Borrowing from general industry, the University of Pittsburgh Medical Center is racing toward capturing a more accurate and detailed picture of what it costs to provide care. Armed with that data, medical center officials hope to create a more efficient delivery model.
"As an industry, we've talked for a long time about understanding costs, controlling costs, reducing costs and doing a better job of managing resources, but I would say we haven't done a great job of that," says Robert DeMichiei, senior vice president and chief financial officer for UPMC. "We've always focused on the revenue side, the reimbursement side and revenue cycle initiatives to try to increase the top line, to try to pay for everything."

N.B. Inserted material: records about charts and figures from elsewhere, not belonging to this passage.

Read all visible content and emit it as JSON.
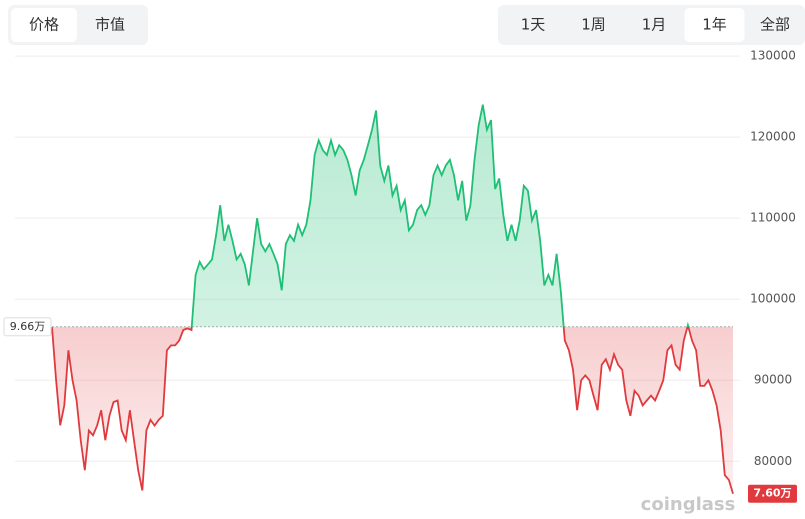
{
  "ui": {
    "left_tabs": [
      "价格",
      "市值"
    ],
    "left_selected": 0,
    "right_tabs": [
      "1天",
      "1周",
      "1月",
      "1年",
      "全部"
    ],
    "right_selected": 3,
    "watermark": "coinglass"
  },
  "chart_data": {
    "type": "line",
    "values": [
      96540,
      90000,
      84440,
      86900,
      93700,
      90000,
      87500,
      82600,
      78900,
      83800,
      83200,
      84400,
      86300,
      82600,
      85600,
      87300,
      87500,
      83800,
      82600,
      86300,
      82600,
      78900,
      76400,
      83800,
      85100,
      84400,
      85100,
      85600,
      93700,
      94300,
      94300,
      94900,
      96200,
      96400,
      96200,
      103000,
      104600,
      103700,
      104300,
      104900,
      107900,
      111600,
      107200,
      109200,
      107200,
      104900,
      105600,
      104300,
      101700,
      105900,
      110000,
      106800,
      105900,
      106800,
      105600,
      104300,
      101100,
      106800,
      107900,
      107200,
      109200,
      107900,
      109200,
      112200,
      117800,
      119600,
      118400,
      117800,
      119600,
      117800,
      119000,
      118400,
      117200,
      115300,
      112800,
      115900,
      117200,
      119000,
      120900,
      123300,
      116500,
      114600,
      116500,
      112800,
      114000,
      111000,
      112200,
      108500,
      109200,
      111000,
      111600,
      110400,
      111600,
      115300,
      116500,
      115300,
      116500,
      117200,
      115300,
      112200,
      114600,
      109700,
      111600,
      117200,
      121500,
      124000,
      120900,
      122100,
      113600,
      114900,
      110400,
      107200,
      109200,
      107200,
      109700,
      114000,
      113400,
      109700,
      111000,
      107200,
      101700,
      103000,
      101700,
      105600,
      101100,
      94900,
      93700,
      91300,
      86300,
      90000,
      90600,
      90000,
      88100,
      86300,
      91900,
      92600,
      91300,
      93200,
      91900,
      91300,
      87500,
      85600,
      88700,
      88100,
      86900,
      87500,
      88100,
      87500,
      88700,
      90000,
      93700,
      94300,
      91900,
      91300,
      94900,
      96800,
      94900,
      93700,
      89300,
      89300,
      90000,
      88700,
      86900,
      83800,
      78300,
      77700,
      76000
    ],
    "up_color": "#1fbf75",
    "down_color": "#e03a3e",
    "baseline": {
      "value": 96600,
      "label": "9.66万"
    },
    "last_label": {
      "value": 76000,
      "label": "7.60万"
    },
    "ylim": [
      73000,
      131000
    ],
    "yticks": [
      80000,
      90000,
      100000,
      110000,
      120000,
      130000
    ],
    "grid": true
  }
}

As public and private payers inch closer toward more value-based reimbursement — be it bundled payment or some other form of pay for performance — hospitals will be on the hook for assuming more risk in the care of patients. Knowing the true cost of that care at the outset becomes increasingly important.

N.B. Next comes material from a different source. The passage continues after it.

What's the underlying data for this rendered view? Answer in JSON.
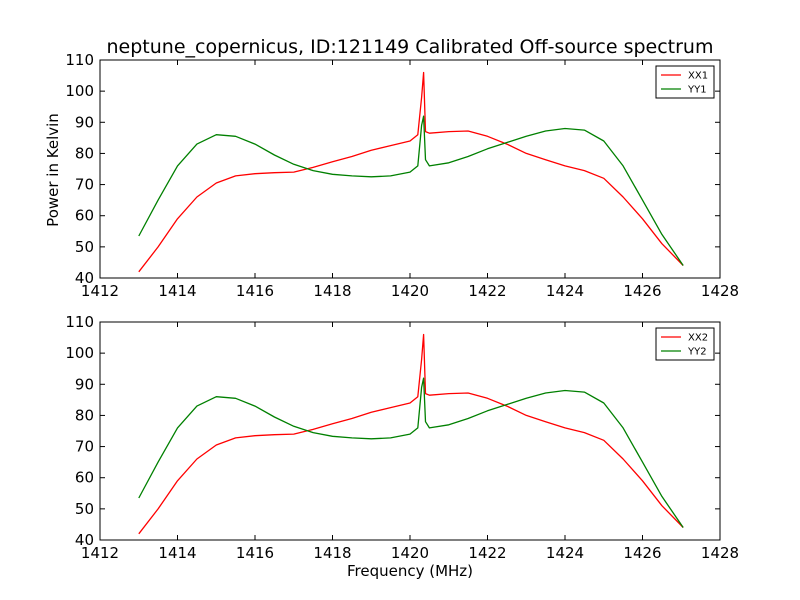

To that end, UPMC officials created their own cost-accounting system using what is called an activity-based approach, meaning that the steps in the care process are assigned a dollar value based on what they were estimated to cost. That contrasts with the broader-stroked methods, such as applying a cost-to-charge ratio approach that is in wide use, DeMichiei says.
The architect of UPMC's methodology, Pietro Ferrara, director of finance, adapted manufacturing cost-accounting techniques that combined data from separate clinical, operational and financial information systems. Ferrara, a former consultant to the Italian automaker Fiat, says UPMC identified more than 50 clinical activities for which the medical center assembled a framework to determine the cost of care for a particular patient. Examples of service groupings include imaging, interventional cardiology and laboratory.
The resultant cost data can be analyzed in a variety of ways, including at the physician level, information that UPMC doctors have found useful for clinical decision-making.
UPMC would like to have the system in place at its six hospitals this summer, and is in discussions with companies to commercialize it.
The timing may be right from a marketing standpoint. The Affordable Care Act and health care reform in general have driven increased interest by hospital leaders for improved cost accounting, says Steve Berger, president of Healthcare Insights LLC, a financial consultant that markets a cost-accounting program.
"Most hospitals don't have it," Berger says. "The ACA made a big difference and more hospitals than ever are looking at the concept."